Your point that ads have always existed is well taken, but if newspapers looked like a local news site today people wouldn't have bought them (its more akin to the free weekly tabloids than a real newspaper). Newspapers used to make money through classifieds in addition to subscriptions. If only there were local-oriented services newspapers could provide - I hope someone figures out a better model soon.

Newspapers have always been full of ads fwiw

Newspaper ads were way, way more profitable, though. Newspapers were the biggest game in town (everybody read newspapers), space was limited (you need to print news, too), paper was limited (there are N pages in a newspaper), and so on.

In other words, online advertising is sufficiently different in a bunch of fundamental ways such that I'm skeptical of this particular analogy.

That's just my gut, though— I have no data. It would be worth seeing some analysis of how well demographic vs. targeted (?) ads worked. Then again, I'll bet you many folks who buy and display ads have already done the analysis, and that's precisely why this advertising exists.

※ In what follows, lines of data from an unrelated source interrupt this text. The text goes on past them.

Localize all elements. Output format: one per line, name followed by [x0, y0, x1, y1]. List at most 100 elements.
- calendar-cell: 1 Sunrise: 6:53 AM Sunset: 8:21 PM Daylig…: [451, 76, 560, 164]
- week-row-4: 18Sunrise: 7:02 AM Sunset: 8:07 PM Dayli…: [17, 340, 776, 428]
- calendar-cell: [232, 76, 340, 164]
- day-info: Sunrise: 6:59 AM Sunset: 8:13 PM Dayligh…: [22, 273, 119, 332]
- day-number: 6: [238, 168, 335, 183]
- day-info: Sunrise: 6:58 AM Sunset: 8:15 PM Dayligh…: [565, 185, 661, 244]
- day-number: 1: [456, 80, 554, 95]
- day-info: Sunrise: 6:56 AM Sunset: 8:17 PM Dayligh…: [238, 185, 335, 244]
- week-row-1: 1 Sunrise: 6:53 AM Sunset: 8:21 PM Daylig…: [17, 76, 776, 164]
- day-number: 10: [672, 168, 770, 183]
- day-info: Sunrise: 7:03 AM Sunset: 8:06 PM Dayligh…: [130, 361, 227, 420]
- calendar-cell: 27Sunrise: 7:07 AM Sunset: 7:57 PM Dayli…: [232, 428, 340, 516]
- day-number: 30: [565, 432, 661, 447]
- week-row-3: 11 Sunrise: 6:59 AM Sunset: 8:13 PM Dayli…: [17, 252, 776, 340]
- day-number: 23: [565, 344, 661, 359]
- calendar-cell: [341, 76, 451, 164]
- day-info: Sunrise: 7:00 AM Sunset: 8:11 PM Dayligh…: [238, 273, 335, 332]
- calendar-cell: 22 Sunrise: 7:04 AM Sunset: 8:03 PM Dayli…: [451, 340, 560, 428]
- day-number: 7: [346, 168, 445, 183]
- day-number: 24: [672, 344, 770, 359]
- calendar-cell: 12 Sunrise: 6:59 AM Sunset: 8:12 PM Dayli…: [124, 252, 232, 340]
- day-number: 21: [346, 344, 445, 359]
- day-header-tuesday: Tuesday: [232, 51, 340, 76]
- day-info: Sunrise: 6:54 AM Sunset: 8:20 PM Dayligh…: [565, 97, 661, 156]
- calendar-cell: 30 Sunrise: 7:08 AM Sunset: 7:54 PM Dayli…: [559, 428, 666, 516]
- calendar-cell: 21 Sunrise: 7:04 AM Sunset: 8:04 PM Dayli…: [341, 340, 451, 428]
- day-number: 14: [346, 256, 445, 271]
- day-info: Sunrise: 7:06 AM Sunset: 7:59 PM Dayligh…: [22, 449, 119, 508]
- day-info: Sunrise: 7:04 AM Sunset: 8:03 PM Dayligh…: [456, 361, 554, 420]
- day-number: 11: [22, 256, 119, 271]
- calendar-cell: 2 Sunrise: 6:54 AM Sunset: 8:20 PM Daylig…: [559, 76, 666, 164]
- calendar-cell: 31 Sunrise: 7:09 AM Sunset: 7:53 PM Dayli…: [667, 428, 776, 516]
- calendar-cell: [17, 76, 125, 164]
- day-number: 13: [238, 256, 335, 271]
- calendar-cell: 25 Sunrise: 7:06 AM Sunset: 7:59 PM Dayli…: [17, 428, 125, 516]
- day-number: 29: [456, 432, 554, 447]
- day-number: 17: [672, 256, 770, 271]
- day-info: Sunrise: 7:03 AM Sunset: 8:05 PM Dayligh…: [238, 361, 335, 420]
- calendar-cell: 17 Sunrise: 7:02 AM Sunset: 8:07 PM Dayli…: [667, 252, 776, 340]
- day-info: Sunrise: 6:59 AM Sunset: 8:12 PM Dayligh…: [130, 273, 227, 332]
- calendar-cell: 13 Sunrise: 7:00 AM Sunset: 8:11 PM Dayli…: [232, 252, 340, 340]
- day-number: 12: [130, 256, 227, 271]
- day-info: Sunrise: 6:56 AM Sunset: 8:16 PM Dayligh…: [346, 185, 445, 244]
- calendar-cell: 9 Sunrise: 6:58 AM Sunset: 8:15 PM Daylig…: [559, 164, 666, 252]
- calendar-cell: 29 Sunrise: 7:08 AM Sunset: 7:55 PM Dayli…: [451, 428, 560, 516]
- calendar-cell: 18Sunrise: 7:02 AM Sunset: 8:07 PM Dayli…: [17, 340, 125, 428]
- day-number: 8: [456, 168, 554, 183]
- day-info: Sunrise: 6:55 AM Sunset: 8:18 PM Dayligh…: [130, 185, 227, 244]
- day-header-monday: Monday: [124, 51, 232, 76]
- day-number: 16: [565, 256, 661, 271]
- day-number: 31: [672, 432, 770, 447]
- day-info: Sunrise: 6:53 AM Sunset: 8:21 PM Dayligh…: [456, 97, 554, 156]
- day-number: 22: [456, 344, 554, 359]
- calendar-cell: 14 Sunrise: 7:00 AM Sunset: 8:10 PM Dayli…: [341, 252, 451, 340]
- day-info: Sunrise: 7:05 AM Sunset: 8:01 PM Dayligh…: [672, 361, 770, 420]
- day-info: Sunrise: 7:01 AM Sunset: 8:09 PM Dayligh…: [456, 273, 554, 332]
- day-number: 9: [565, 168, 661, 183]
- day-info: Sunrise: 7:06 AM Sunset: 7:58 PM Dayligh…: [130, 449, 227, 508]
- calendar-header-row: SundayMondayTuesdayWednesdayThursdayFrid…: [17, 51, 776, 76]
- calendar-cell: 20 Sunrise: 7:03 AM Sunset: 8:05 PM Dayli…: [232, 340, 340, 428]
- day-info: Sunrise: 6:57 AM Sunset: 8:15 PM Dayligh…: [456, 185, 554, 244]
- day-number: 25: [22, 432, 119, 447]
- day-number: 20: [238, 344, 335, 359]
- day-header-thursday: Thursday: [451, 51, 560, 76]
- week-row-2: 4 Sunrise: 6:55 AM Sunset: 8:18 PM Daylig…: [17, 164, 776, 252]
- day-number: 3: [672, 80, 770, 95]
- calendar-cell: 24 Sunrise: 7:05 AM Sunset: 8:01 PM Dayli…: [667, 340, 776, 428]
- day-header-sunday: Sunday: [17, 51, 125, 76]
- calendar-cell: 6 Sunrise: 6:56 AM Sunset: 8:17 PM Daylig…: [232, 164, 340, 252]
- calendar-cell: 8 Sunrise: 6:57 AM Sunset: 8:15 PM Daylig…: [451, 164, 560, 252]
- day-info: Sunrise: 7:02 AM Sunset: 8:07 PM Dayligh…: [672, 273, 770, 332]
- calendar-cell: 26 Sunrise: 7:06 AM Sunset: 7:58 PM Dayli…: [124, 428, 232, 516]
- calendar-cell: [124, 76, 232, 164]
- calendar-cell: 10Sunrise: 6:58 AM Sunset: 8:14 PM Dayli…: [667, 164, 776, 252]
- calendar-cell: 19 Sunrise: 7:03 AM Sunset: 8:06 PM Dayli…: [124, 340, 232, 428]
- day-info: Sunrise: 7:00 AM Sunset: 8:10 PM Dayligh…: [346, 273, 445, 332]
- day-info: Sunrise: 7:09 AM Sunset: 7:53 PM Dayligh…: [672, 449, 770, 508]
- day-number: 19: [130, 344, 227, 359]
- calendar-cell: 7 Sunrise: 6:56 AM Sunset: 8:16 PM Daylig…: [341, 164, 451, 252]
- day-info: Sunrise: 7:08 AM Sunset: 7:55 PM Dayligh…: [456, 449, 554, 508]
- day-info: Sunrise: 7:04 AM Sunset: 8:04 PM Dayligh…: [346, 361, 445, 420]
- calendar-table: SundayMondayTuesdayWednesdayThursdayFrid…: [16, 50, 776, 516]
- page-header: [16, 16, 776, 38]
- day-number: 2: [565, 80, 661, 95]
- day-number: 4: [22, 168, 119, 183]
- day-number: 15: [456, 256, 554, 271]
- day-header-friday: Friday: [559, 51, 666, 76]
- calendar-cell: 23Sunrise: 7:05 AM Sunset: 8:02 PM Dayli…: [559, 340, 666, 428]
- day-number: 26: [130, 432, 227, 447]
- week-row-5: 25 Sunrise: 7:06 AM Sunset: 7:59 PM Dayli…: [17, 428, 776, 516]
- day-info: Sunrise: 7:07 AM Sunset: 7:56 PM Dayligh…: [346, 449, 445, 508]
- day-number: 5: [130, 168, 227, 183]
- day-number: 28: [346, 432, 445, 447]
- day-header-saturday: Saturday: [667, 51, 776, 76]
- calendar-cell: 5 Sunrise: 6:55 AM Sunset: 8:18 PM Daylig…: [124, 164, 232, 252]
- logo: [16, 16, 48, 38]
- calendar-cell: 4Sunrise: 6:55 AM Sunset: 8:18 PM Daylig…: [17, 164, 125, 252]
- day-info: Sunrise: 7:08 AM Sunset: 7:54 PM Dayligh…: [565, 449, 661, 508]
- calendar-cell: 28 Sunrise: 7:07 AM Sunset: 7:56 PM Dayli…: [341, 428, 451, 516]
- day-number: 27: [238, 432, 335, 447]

It used to be normal in the news paper industry to have a hard dividing line between the "news" and "advertising" departments for this very reason. There was always a conflict of interest possible when newspapers reported on the companies placing ads with them. I'm not sure how true this is any more.

Imagine publishing a newspaper funded in a very large part by classified advertisements, embedded advertisements, and obituaries. Imagine me, and a lot of other subscribers, reading only the news in the newspaper and not reading the classifieds or obits.

This model actually worked well for hundreds of years until the advertisers found that online advertisement could be cheaper and more effective than printed paper advertisement.

My habits have not changed. I don't tend to read the ads in papers or online.